I honestly don't think jQuery differs too far from writing ordinary JavaScript. Yes, it has a nice design, but it ultimately works because it plays to JavaScript's strengths rather than its weaknesses, and many of its other design decisions are forced by the limitations of the language and good practice.
In fact, one of the reasons jQuery is so popular is because it doesn't use one of JavaScript's most powerful and most misused tools by playing with the core language, whereas Prototype and Mootools make much more sweeping changes, blurring the line of where the library end and the language starts.
arr.each(function(el){...}); in Prototype as well,
and you can attach custom method to JS array accepting functor "on the fly", it will look unfamiliar to beginners, but it will be still JS.
There is a definition for what author tries to explain:
Many powerful languages provide cool constructs for creating
embedded domain specific languages that look very different from the base language, just take a look at Ruby or LISP or C++.
You can also take a look at metaprogramming (writing programs that create other programs).
>> "jQuery primarily gives developers a generic way to access and manipulate DOM elements (one of the main differences between browsers)."

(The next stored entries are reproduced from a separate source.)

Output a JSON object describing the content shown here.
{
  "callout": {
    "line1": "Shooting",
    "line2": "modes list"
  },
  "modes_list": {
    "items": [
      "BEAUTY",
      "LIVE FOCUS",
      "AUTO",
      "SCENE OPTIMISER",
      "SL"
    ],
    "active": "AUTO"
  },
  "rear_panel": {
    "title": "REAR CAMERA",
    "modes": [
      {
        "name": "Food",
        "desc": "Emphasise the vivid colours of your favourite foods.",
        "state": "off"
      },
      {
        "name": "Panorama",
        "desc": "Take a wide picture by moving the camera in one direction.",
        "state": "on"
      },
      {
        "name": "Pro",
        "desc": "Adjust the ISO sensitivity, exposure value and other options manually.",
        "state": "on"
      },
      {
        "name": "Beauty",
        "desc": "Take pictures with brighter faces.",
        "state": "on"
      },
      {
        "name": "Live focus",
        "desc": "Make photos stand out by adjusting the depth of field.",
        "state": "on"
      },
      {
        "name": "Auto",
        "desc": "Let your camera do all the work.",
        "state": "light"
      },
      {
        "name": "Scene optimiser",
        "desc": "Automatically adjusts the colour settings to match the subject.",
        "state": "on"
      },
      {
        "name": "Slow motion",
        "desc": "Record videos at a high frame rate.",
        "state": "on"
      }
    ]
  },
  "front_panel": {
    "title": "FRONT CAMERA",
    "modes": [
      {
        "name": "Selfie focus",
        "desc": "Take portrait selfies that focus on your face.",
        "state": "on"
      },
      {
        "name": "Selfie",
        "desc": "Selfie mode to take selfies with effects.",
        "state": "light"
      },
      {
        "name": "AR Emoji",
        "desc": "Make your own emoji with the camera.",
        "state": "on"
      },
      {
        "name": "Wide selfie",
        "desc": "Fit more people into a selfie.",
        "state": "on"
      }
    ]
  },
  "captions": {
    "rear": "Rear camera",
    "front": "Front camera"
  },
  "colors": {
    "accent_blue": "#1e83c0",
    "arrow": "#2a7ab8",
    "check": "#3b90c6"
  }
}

I just don't get this. There aren't many differences between the browsers these days in terms of js at all. Rendering? sure. CSS? definitely. But js, and dom manipulation pretty much just works. Event handling is slightly different, but not massively.
I really do think the "Allows you to develop cross browser" is vastly overplayed.
I don't think so - there are so many bizarre DOM cross-browser issues out there. In fact, I did a whole presentation (at Yahoo!) concerning this very topic:
http://ejohn.org/blog/the-dom-is-a-mess/
I've never had such issues, but then I don't like the whole concept of getElementsByTagName getElementsByClassName querySelectorAll etc
If you're just using getElementByID, and the standard dom properties to navigate the tree (And make sure you don't do bad things with name= id= or use reserved words), you can't go far wrong.
jQuery uses Javascript more deeply than what you get out of a "Learn Javascript in Ten Minutes!" tutorial, but it's still just using the language. It is a library, not a language. If Javascript didn't have closure support, jQuery would be up a creek without a paddle. (We all would; without that feature JS programming would be an order of magnitude more nightmarish.)
And if you don't understand how it is using the language, you will not be able to use jQuery to its full advantage. There's no substitute for understanding.